West Portal field office opens for flooding victims of water main break

April 2, 2013 12:00:00 AM PDT
San Francisco Supervisor Norman Yee was joined by water department officials and others Tuesday morning for a tour of a field office that opened Tuesday afternoon to help residents affected by a massive water main break in February.

The field office, located at 383 W. Portal Ave., will connect residents to services offered by the San Francisco Public Utilities Commission, the city attorney's office, the Department of Building Inspection and other agencies.

The office, which previously housed a Sylvan Learning Center, is intended to help the residents of 23 homes in the area of Wawona Street and 15th Avenue that were flooded with water when a 16-inch cast-iron water main broke early the morning of Feb. 27. About a dozen cars were also damaged.

"This was not a one-day issue," said Yee, whose district encompasses the neighborhood. "We opened this office to show we care about our residents."

Three homes have since been red-tagged and three others were yellow-tagged, meaning residents can't access certain parts of their homes.

Late Tuesday morning, a stretch of 15th Avenue was closed to motorists as crews worked on repairs along the street.

Several affected homes had garage and basement doors open with construction crews inside drilling into the ground.

Red-tagged homes appeared to be cleared out with front rooms visibly bare and garage and basements bereft of personal belongings, save for a few cars and appliances.

SFPUC spokesman Tyrone Jue said as many as 20 homes will have their foundations probed in the coming weeks to determine the composition of the soil that was saturated with water.

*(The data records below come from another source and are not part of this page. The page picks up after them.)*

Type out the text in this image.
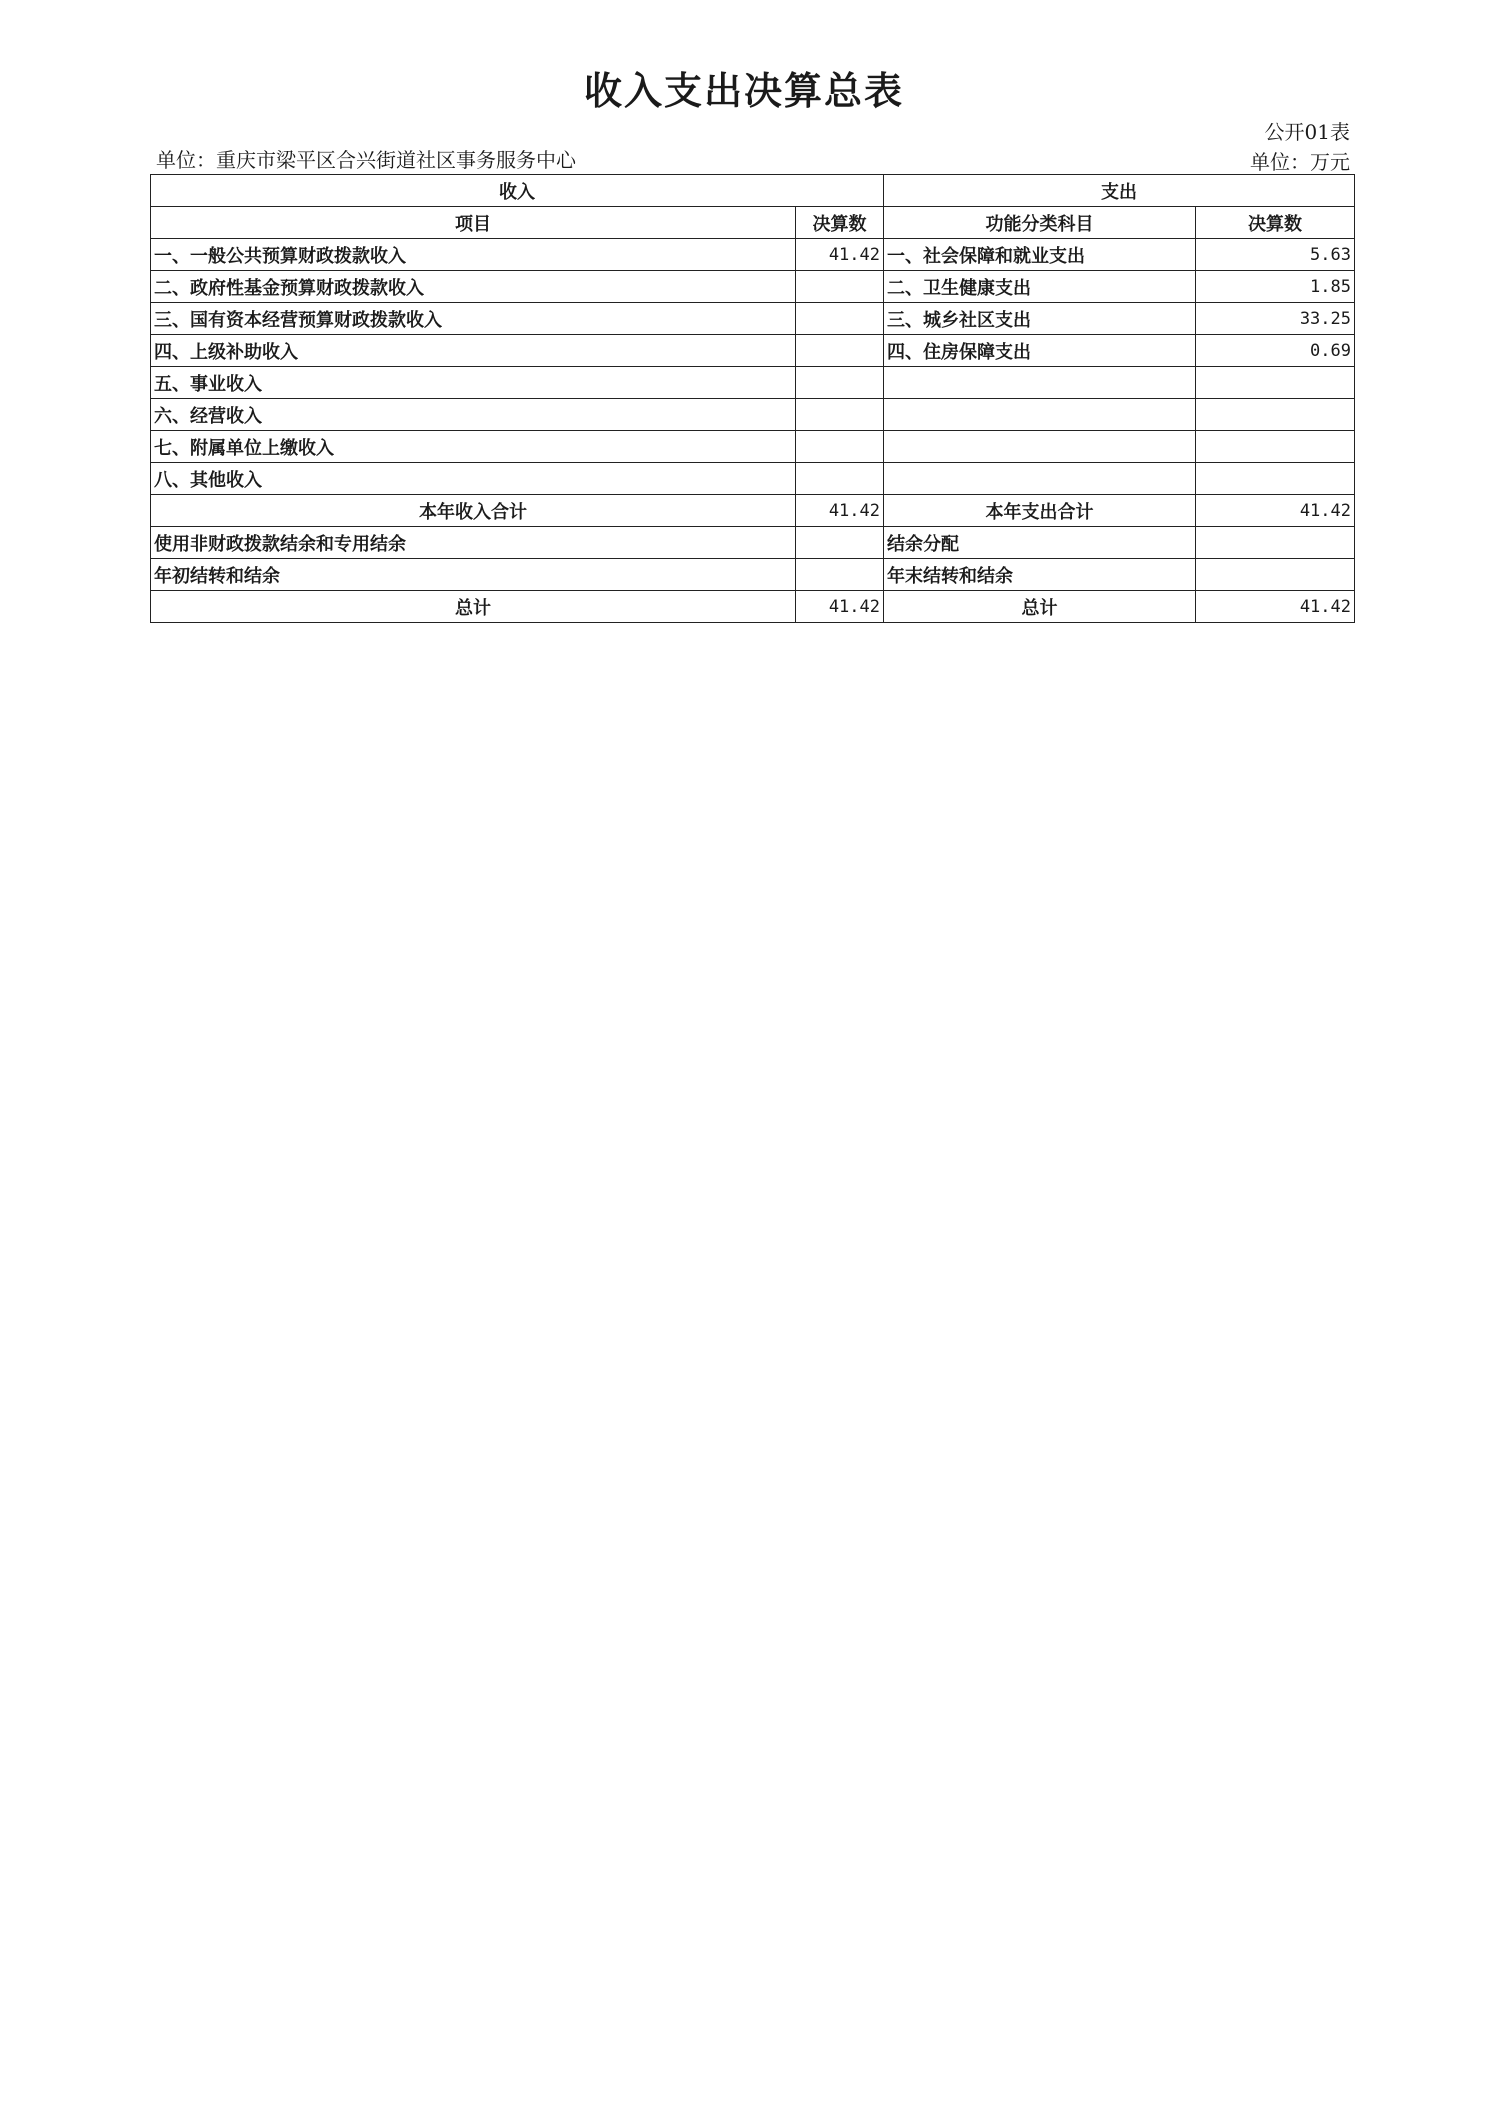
收入支出决算总表
公开01表
单位：重庆市梁平区合兴街道社区事务服务中心	单位：万元
收入		支出	
项目	决算数	功能分类科目	决算数
一、一般公共预算财政拨款收入	41.42	一、社会保障和就业支出	5.63
二、政府性基金预算财政拨款收入		二、卫生健康支出	1.85
三、国有资本经营预算财政拨款收入		三、城乡社区支出	33.25
四、上级补助收入		四、住房保障支出	0.69
五、事业收入			
六、经营收入			
七、附属单位上缴收入			
八、其他收入			
本年收入合计	41.42	本年支出合计	41.42
使用非财政拨款结余和专用结余		结余分配	
年初结转和结余		年末结转和结余	
总计	41.42	总计	41.42
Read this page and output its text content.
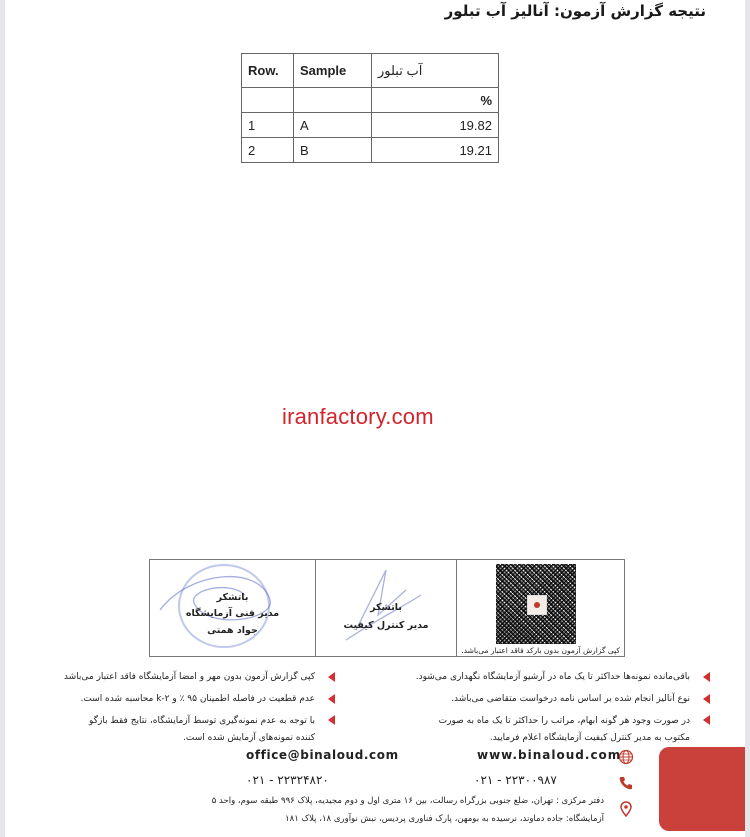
نتیجه گزارش آزمون: آنالیز آب تبلور
Row.	Sample	آب تبلور
		%
1	A	19.82
2	B	19.21
iranfactory.com
باتشکر
مدیر فنی آزمایشگاه
جواد همتی
باتشکر
مدیر کنترل کیفیت
کپی گزارش آزمون بدون بارکد فاقد اعتبار می‌باشد.
باقی‌مانده نمونه‌ها حداکثر تا یک ماه در آرشیو آزمایشگاه نگهداری می‌شود.
نوع آنالیز انجام شده بر اساس نامه درخواست متقاضی می‌باشد.
در صورت وجود هر گونه ابهام، مراتب را حداکثر تا یک ماه به صورت مکتوب به مدیر کنترل کیفیت آزمایشگاه اعلام فرمایید.
کپی گزارش آزمون بدون مهر و امضا آزمایشگاه فاقد اعتبار می‌باشد
عدم قطعیت در فاصله اطمینان ۹۵ ٪ و k-۲ محاسبه شده است.
با توجه به عدم نمونه‌گیری توسط آزمایشگاه، نتایج فقط بازگو کننده نمونه‌های آزمایش شده است.
www.binaloud.com
office@binaloud.com
۰۲۱ - ۲۲۳۰۰۹۸۷
۰۲۱ - ۲۲۳۲۴۸۲۰
دفتر مرکزی : تهران، ضلع جنوبی بزرگراه رسالت، بین ۱۶ متری اول و دوم مجیدیه، پلاک ۹۹۶ طبقه سوم، واحد ۵
آزمایشگاه: جاده دماوند، نرسیده به بومهن، پارک فناوری پردیس، نبش نوآوری ۱۸، پلاک ۱۸۱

Ten bores, some as much as deep as 37 feet, have already been drilled along the affected roadways, with results from those probes expected to be released by next week, Jue said.

Based on those results, initial plans for repairs along the water and sewer lines will be determined, with city officials anticipating work continuing through at least the end of June. Another survey of the soil under the street will be conducted the week of April 22.

Yee said it is likely that some of the displaced residents will have to stay out of their homes until the end of the year.

As part of the ongoing repairs, a sewer line will be replaced along Wawona Street between 15th and 16th avenues, limiting access in that area starting next week, Jue said.

A water line replacement project on Wawona Street and 15th Avenue is wrapping up this week, Jue said.

The cause of the Feb. 27 rupture is still under investigation, Jue said.

Jue said residents can visit the field office to obtain services related to insurance claims, check in about the status of repairs and get other assistance.

"We wanted to have a sustained presence" in the neighborhood, Jue said.

Brian Cauley from the city attorney's office claims division said residents are in the midst of immediate needs and repairs. The city is providing $25,000 in short-term financial support for affected homeowners.

He said long-term costs will be handled further into the rebuild process.

The field office will be open Monday through Friday from 3 p.m. to 6 p.m. Residents who can't make it during those hours will be able to schedule special visits to the office at other times.